DORAL, Fla. — Gov. Ron DeSantis announced Tuesday that Florida would end its primary statewide standardized test in schools after this year.
DeSantis says the Florida Standards Assessments, or FSA, will stop being given in Florida schools after the 2021-22 school year. He says the system will be replaced with "progress monitoring."
The details of the change weren't laid out, but DeSantis says the issue will be a "priority" in the upcoming legislative session.
The 2022-23 school year will be used as a "benchmark" to determine how children are assessed. After that, a new way of assessment will be put in place.
The new system may be similar to the optional "progress monitoring" tool provided to Florida schools during the 2020-21 school year.
"I call this V-Day," Education Commissioner Richard Corcoran said. Corcoran called the FSA "antiquated" and said that was made clear to the Florida Department of Education during the 2020-21 school year.

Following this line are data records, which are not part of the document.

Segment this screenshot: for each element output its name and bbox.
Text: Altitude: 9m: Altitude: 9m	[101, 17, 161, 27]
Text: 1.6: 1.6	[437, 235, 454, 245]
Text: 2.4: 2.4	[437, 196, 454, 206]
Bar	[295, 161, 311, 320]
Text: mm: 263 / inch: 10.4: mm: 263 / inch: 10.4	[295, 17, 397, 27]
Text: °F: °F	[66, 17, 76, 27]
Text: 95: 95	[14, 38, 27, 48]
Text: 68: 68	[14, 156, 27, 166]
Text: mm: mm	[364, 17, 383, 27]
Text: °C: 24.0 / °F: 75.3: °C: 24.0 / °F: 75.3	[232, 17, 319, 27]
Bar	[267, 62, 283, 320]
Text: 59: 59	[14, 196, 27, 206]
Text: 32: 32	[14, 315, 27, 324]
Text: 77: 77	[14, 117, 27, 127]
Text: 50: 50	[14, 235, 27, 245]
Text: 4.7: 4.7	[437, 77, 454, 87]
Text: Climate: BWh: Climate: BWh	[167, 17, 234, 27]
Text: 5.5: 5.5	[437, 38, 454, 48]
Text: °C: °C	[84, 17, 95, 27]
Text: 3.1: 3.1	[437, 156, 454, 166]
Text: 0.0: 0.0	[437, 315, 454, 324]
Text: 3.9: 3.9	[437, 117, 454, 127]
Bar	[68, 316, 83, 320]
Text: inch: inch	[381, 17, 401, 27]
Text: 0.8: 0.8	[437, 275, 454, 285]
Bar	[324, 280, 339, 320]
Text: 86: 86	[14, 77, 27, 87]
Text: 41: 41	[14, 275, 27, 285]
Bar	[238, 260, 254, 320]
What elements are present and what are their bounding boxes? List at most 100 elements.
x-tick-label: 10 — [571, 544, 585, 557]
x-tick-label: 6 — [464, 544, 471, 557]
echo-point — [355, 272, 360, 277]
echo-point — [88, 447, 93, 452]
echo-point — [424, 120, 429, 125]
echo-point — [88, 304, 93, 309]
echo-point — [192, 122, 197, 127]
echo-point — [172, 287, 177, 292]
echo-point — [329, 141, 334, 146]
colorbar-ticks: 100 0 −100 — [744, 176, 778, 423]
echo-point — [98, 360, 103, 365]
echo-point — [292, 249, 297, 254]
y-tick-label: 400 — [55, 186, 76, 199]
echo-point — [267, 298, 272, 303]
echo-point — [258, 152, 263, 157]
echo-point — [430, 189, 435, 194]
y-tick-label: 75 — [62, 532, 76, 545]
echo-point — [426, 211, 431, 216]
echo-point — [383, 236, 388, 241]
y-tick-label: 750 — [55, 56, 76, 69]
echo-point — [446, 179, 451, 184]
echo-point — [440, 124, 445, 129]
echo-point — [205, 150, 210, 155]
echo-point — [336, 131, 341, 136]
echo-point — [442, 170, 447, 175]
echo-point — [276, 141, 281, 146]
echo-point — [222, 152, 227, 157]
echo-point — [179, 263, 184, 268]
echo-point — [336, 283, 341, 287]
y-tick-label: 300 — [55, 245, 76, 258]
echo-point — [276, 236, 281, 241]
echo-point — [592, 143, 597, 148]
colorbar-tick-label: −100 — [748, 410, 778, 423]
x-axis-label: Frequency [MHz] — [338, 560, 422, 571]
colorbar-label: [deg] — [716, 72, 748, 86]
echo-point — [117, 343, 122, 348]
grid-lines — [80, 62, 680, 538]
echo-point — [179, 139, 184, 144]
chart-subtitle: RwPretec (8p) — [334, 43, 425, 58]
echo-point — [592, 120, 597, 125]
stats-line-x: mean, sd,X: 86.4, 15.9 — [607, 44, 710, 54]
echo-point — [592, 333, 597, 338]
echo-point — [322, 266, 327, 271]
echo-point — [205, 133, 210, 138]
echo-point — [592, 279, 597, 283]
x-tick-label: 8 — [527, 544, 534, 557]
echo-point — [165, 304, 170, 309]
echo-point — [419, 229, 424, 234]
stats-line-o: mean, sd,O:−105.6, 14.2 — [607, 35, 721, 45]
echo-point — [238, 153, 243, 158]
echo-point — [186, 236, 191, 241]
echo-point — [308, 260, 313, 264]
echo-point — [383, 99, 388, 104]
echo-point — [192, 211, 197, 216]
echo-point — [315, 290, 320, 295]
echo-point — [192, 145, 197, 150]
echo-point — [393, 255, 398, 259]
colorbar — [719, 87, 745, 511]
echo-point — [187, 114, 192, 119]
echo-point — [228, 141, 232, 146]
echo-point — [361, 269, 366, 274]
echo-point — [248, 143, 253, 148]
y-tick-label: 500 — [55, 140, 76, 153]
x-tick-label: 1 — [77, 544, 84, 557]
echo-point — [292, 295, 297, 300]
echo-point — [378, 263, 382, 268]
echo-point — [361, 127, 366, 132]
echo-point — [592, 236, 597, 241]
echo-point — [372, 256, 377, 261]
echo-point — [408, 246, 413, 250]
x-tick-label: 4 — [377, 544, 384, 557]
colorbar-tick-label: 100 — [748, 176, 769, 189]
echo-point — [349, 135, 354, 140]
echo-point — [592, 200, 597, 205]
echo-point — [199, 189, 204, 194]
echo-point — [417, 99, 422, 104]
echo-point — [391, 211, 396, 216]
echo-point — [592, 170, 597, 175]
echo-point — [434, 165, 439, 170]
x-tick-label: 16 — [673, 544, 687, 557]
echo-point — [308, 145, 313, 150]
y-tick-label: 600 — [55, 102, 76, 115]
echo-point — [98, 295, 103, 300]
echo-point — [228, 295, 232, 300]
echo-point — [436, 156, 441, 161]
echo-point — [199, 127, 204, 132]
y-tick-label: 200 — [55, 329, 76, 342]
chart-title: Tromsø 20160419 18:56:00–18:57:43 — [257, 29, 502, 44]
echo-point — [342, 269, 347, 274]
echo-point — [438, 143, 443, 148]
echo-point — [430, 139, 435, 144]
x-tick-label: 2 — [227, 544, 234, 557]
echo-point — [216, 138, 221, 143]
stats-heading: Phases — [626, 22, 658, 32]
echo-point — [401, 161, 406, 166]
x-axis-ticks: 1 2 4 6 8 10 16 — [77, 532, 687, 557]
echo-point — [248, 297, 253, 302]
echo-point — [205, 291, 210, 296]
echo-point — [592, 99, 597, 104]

Last year, students weren't required to take state exams due to the coronavirus pandemic, when schools were virtual or hybrid learning. Corcoran said not having the last part of the school year taken up by the FSA actually helped students, as last year's progress monitoring showed.
In comparison, FSA results showed students who did take the test in 2021 scored worse in language arts and mathematics than those in 2019.
The Florida Education Association, the state's largest teachers union, says getting rid of the FSA is a "big win" for students and praised Corcoran and the FLDOE for the decision.
“We appreciate that Commissioner Corcoran and the Florida Department of Education are listening on this issue and are reducing the amount of standardized testing in Florida’s schools,” FEA President Andrew Spar said in a statement. “The FEA looks forward to continuing to work on how Florida assesses K-12 students and teachers, so we can get it right in the long term. This is a great opportunity to address how we can use progress monitoring assessments to best serve students."
DeSantis said, "This is moving Florida forward in a good way."
He also mentioned his initiative on vocational training that he signed in June, reiterating the idea that a four-year college education is not the only path to success, and in fact, often lands people thousands of dollars in debt without a job in their field.
"I think we've hit a sweet spot here with this one and there will be a lot of support for this," DeSantis said.
Corcoran said the change would save the state "millions" in testing fees.
“A student’s future shouldn’t hang on one high-stakes, make-or-break test, and one test shouldn’t dominate weeks that could otherwise be used for meaningful instruction,” Spar said. “We welcome today’s announcement as a sign that Florida is moving closer to a system that focuses on students’ growth instead of on high-stakes standardized tests.”
The FEA says it hopes this change will help reduce the state's "massive" teachers and staff shortages. It says nearly 9,000 jobs were vacant at the start of the school year.